Através deste trabalho, objetiva-se analisar as questões que envolvem o direito à desaposentação no Regime Geral de Previdência Social. Através do estudo dos aspectos jurídicos e fáticos diretamente relacionados ao instituto, visa-se encontrar uma solução adequada à questão, de maneira a atender às necessidades e direitos dos aposentados, sem, contudo, atribuir prejuízos à coletividade de segurados mantenedora da Previdência Social.


1.HISTÓRICO DO INSTITUTO

A desaposentação é instituto ainda precoce no cenário jurídico. Atualmente, inúmeras petições têm assolado a autarquia previdenciária INSS e o poder judiciário no intuito de fazer valer o objetivo da desaposentação, que, em suma, consiste na possibilidade de renúncia ao benefício já perfectibilizado.

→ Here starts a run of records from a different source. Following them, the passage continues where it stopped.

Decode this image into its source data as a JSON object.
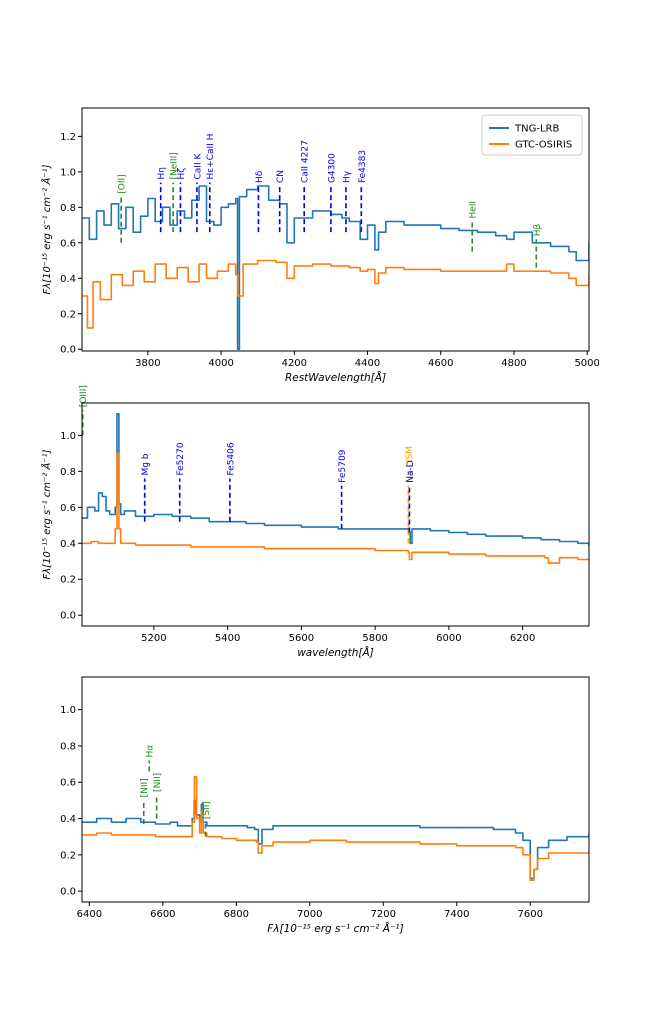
{
  "chart_data": [
    {
      "type": "line",
      "xlabel": "RestWavelength[Å]",
      "ylabel": "Fλ[10⁻¹⁵ erg s⁻¹ cm⁻² Å⁻¹]",
      "xlim": [
        3620,
        5005
      ],
      "ylim": [
        -0.01,
        1.36
      ],
      "xticks": [
        3800,
        4000,
        4200,
        4400,
        4600,
        4800,
        5000
      ],
      "yticks": [
        0.0,
        0.2,
        0.4,
        0.6,
        0.8,
        1.0,
        1.2
      ],
      "legend": {
        "position": "top-right",
        "entries": [
          "TNG-LRB",
          "GTC-OSIRIS"
        ]
      },
      "series": [
        {
          "name": "TNG-LRB",
          "color": "#1f77b4",
          "x": [
            3620,
            3640,
            3660,
            3680,
            3700,
            3720,
            3740,
            3760,
            3780,
            3800,
            3820,
            3840,
            3860,
            3880,
            3900,
            3920,
            3940,
            3960,
            3980,
            4000,
            4020,
            4040,
            4045,
            4050,
            4070,
            4100,
            4130,
            4160,
            4180,
            4200,
            4250,
            4300,
            4330,
            4350,
            4380,
            4400,
            4420,
            4430,
            4450,
            4500,
            4550,
            4600,
            4650,
            4700,
            4750,
            4780,
            4800,
            4850,
            4900,
            4950,
            4970,
            5005
          ],
          "y": [
            0.74,
            0.62,
            0.78,
            0.7,
            0.82,
            0.68,
            0.8,
            0.66,
            0.75,
            0.85,
            0.72,
            0.8,
            0.7,
            0.78,
            0.74,
            0.84,
            0.92,
            0.72,
            0.7,
            0.8,
            0.82,
            0.85,
            0.0,
            0.86,
            0.9,
            0.92,
            0.84,
            0.82,
            0.6,
            0.74,
            0.78,
            0.76,
            0.74,
            0.72,
            0.62,
            0.7,
            0.56,
            0.66,
            0.72,
            0.7,
            0.7,
            0.68,
            0.67,
            0.66,
            0.64,
            0.62,
            0.66,
            0.6,
            0.58,
            0.55,
            0.5,
            0.6
          ]
        },
        {
          "name": "GTC-OSIRIS",
          "color": "#ff7f0e",
          "x": [
            3620,
            3635,
            3650,
            3670,
            3700,
            3730,
            3760,
            3790,
            3820,
            3850,
            3880,
            3910,
            3940,
            3960,
            3990,
            4020,
            4040,
            4046,
            4060,
            4100,
            4150,
            4180,
            4200,
            4250,
            4300,
            4350,
            4380,
            4400,
            4420,
            4430,
            4450,
            4500,
            4600,
            4700,
            4780,
            4800,
            4850,
            4900,
            4950,
            4970,
            5005
          ],
          "y": [
            0.3,
            0.12,
            0.38,
            0.28,
            0.42,
            0.36,
            0.44,
            0.38,
            0.48,
            0.4,
            0.46,
            0.38,
            0.48,
            0.4,
            0.44,
            0.48,
            0.42,
            0.3,
            0.48,
            0.5,
            0.49,
            0.4,
            0.47,
            0.48,
            0.47,
            0.46,
            0.44,
            0.45,
            0.37,
            0.43,
            0.46,
            0.45,
            0.44,
            0.44,
            0.48,
            0.44,
            0.44,
            0.43,
            0.4,
            0.36,
            0.41
          ]
        }
      ],
      "annotations": [
        {
          "label": "[OII]",
          "x": 3727,
          "y_bottom": 0.6,
          "y_top": 0.86,
          "color": "green"
        },
        {
          "label": "Hη",
          "x": 3835,
          "y_bottom": 0.66,
          "y_top": 0.94,
          "color": "blue"
        },
        {
          "label": "[NeIII]",
          "x": 3869,
          "y_bottom": 0.66,
          "y_top": 0.94,
          "color": "green"
        },
        {
          "label": "Hζ",
          "x": 3889,
          "y_bottom": 0.66,
          "y_top": 0.94,
          "color": "blue"
        },
        {
          "label": "CaII K",
          "x": 3934,
          "y_bottom": 0.66,
          "y_top": 0.94,
          "color": "blue"
        },
        {
          "label": "Hε+CaII H",
          "x": 3969,
          "y_bottom": 0.66,
          "y_top": 0.94,
          "color": "blue"
        },
        {
          "label": "Hδ",
          "x": 4102,
          "y_bottom": 0.66,
          "y_top": 0.92,
          "color": "blue"
        },
        {
          "label": "CN",
          "x": 4160,
          "y_bottom": 0.66,
          "y_top": 0.92,
          "color": "blue"
        },
        {
          "label": "CaII 4227",
          "x": 4227,
          "y_bottom": 0.66,
          "y_top": 0.92,
          "color": "blue"
        },
        {
          "label": "G4300",
          "x": 4300,
          "y_bottom": 0.66,
          "y_top": 0.92,
          "color": "blue"
        },
        {
          "label": "Hγ",
          "x": 4341,
          "y_bottom": 0.66,
          "y_top": 0.92,
          "color": "blue"
        },
        {
          "label": "Fe4383",
          "x": 4383,
          "y_bottom": 0.66,
          "y_top": 0.92,
          "color": "blue"
        },
        {
          "label": "HeII",
          "x": 4686,
          "y_bottom": 0.55,
          "y_top": 0.72,
          "color": "green"
        },
        {
          "label": "Hβ",
          "x": 4861,
          "y_bottom": 0.46,
          "y_top": 0.62,
          "color": "green"
        }
      ]
    },
    {
      "type": "line",
      "xlabel": "wavelength[Å]",
      "ylabel": "Fλ[10⁻¹⁵ erg s⁻¹ cm⁻² Å⁻¹]",
      "xlim": [
        5005,
        6380
      ],
      "ylim": [
        -0.06,
        1.18
      ],
      "xticks": [
        5200,
        5400,
        5600,
        5800,
        6000,
        6200
      ],
      "yticks": [
        0.0,
        0.2,
        0.4,
        0.6,
        0.8,
        1.0
      ],
      "series": [
        {
          "name": "TNG-LRB",
          "color": "#1f77b4",
          "x": [
            5005,
            5020,
            5040,
            5050,
            5060,
            5070,
            5080,
            5095,
            5100,
            5105,
            5110,
            5120,
            5150,
            5200,
            5250,
            5300,
            5350,
            5400,
            5450,
            5500,
            5550,
            5600,
            5650,
            5700,
            5750,
            5800,
            5850,
            5890,
            5895,
            5900,
            5950,
            6000,
            6050,
            6100,
            6150,
            6200,
            6250,
            6300,
            6350,
            6380
          ],
          "y": [
            0.54,
            0.6,
            0.58,
            0.68,
            0.66,
            0.58,
            0.56,
            0.6,
            1.12,
            0.62,
            0.56,
            0.58,
            0.55,
            0.56,
            0.55,
            0.54,
            0.52,
            0.52,
            0.51,
            0.5,
            0.5,
            0.49,
            0.49,
            0.48,
            0.48,
            0.48,
            0.48,
            0.46,
            0.4,
            0.48,
            0.47,
            0.46,
            0.45,
            0.44,
            0.44,
            0.43,
            0.42,
            0.41,
            0.4,
            0.38
          ]
        },
        {
          "name": "GTC-OSIRIS",
          "color": "#ff7f0e",
          "x": [
            5005,
            5030,
            5050,
            5060,
            5070,
            5090,
            5095,
            5100,
            5105,
            5110,
            5150,
            5200,
            5300,
            5400,
            5500,
            5600,
            5700,
            5800,
            5850,
            5890,
            5893,
            5900,
            5950,
            6000,
            6050,
            6100,
            6150,
            6200,
            6260,
            6270,
            6300,
            6350,
            6380
          ],
          "y": [
            0.4,
            0.41,
            0.4,
            0.4,
            0.4,
            0.4,
            0.48,
            0.9,
            0.48,
            0.4,
            0.39,
            0.39,
            0.38,
            0.38,
            0.37,
            0.37,
            0.37,
            0.36,
            0.36,
            0.35,
            0.31,
            0.35,
            0.35,
            0.34,
            0.34,
            0.33,
            0.33,
            0.33,
            0.32,
            0.29,
            0.32,
            0.31,
            0.31
          ]
        }
      ],
      "annotations": [
        {
          "label": "[OIII]",
          "x": 5007,
          "y_bottom": 1.0,
          "y_top": 1.14,
          "color": "green"
        },
        {
          "label": "Mg b",
          "x": 5175,
          "y_bottom": 0.52,
          "y_top": 0.76,
          "color": "blue"
        },
        {
          "label": "Fe5270",
          "x": 5270,
          "y_bottom": 0.52,
          "y_top": 0.76,
          "color": "blue"
        },
        {
          "label": "Fe5406",
          "x": 5406,
          "y_bottom": 0.52,
          "y_top": 0.76,
          "color": "blue"
        },
        {
          "label": "Fe5709",
          "x": 5709,
          "y_bottom": 0.48,
          "y_top": 0.72,
          "color": "blue"
        },
        {
          "label": "Na I ISM",
          "x": 5890,
          "y_bottom": 0.4,
          "y_top": 0.72,
          "color": "orange"
        },
        {
          "label": "Na-D",
          "x": 5893,
          "y_bottom": 0.46,
          "y_top": 0.72,
          "color": "blue"
        }
      ]
    },
    {
      "type": "line",
      "xlabel": "Fλ[10⁻¹⁵ erg s⁻¹ cm⁻² Å⁻¹]",
      "ylabel": "",
      "xlim": [
        6380,
        7760
      ],
      "ylim": [
        -0.06,
        1.18
      ],
      "xticks": [
        6400,
        6600,
        6800,
        7000,
        7200,
        7400,
        7600
      ],
      "yticks": [
        0.0,
        0.2,
        0.4,
        0.6,
        0.8,
        1.0
      ],
      "series": [
        {
          "name": "TNG-LRB",
          "color": "#1f77b4",
          "x": [
            6380,
            6420,
            6460,
            6500,
            6540,
            6580,
            6620,
            6640,
            6660,
            6680,
            6685,
            6690,
            6700,
            6705,
            6710,
            6720,
            6760,
            6800,
            6830,
            6850,
            6860,
            6870,
            6900,
            7000,
            7100,
            7200,
            7300,
            7400,
            7500,
            7560,
            7580,
            7600,
            7610,
            7620,
            7650,
            7700,
            7760
          ],
          "y": [
            0.38,
            0.4,
            0.38,
            0.4,
            0.38,
            0.37,
            0.38,
            0.36,
            0.36,
            0.4,
            0.5,
            0.42,
            0.38,
            0.48,
            0.38,
            0.36,
            0.36,
            0.36,
            0.35,
            0.34,
            0.26,
            0.34,
            0.36,
            0.36,
            0.36,
            0.36,
            0.35,
            0.35,
            0.34,
            0.32,
            0.28,
            0.07,
            0.12,
            0.24,
            0.28,
            0.3,
            0.32
          ]
        },
        {
          "name": "GTC-OSIRIS",
          "color": "#ff7f0e",
          "x": [
            6380,
            6420,
            6460,
            6500,
            6540,
            6580,
            6620,
            6660,
            6680,
            6686,
            6692,
            6700,
            6705,
            6710,
            6720,
            6760,
            6800,
            6840,
            6855,
            6860,
            6870,
            6900,
            7000,
            7100,
            7200,
            7300,
            7400,
            7500,
            7560,
            7580,
            7600,
            7610,
            7620,
            7650,
            7700,
            7760
          ],
          "y": [
            0.31,
            0.32,
            0.31,
            0.31,
            0.31,
            0.3,
            0.3,
            0.3,
            0.38,
            0.63,
            0.4,
            0.32,
            0.44,
            0.32,
            0.3,
            0.29,
            0.28,
            0.28,
            0.27,
            0.21,
            0.25,
            0.27,
            0.28,
            0.27,
            0.27,
            0.26,
            0.25,
            0.25,
            0.24,
            0.2,
            0.06,
            0.12,
            0.18,
            0.21,
            0.21,
            0.22
          ]
        }
      ],
      "annotations": [
        {
          "label": "[NII]",
          "x": 6548,
          "y_bottom": 0.37,
          "y_top": 0.5,
          "color": "green"
        },
        {
          "label": "Hα",
          "x": 6563,
          "y_bottom": 0.66,
          "y_top": 0.72,
          "color": "green"
        },
        {
          "label": "[NII]",
          "x": 6583,
          "y_bottom": 0.4,
          "y_top": 0.53,
          "color": "green"
        },
        {
          "label": "[SII]",
          "x": 6716,
          "y_bottom": 0.3,
          "y_top": 0.38,
          "color": "green"
        }
      ]
    }
  ]
}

Segundo refere Wladimir Novaes Martinez (2009:23/24) o marco inicial normativo federal da possibilidade da desaposentação é a lei que trata do juiz classista, Lei 6.903/81, que diz em seu artigo 9º:

Ao inativo do Tesouro Nacional ou da Previdência Social que estiver no exercício do cargo de Juiz Temporário e fizer jus à aposentadoria nos termos desta Lei, é lícito optar pelo benefício que mais lhe convier, cancelando-se aquele excluído pela opção.

Em 1987, Martinez através de artigo publicado pela LTr, versou sobre o tema "Renúncia e irreversibilidade dos benefícios previdenciários" e, segundo ele próprio refere, acredita ter sido o pioneiro a tratar do assunto, bem como ter sido o criador do neologismo "Desaposentação", logo após a publicação do mencionado artigo. (2009:24)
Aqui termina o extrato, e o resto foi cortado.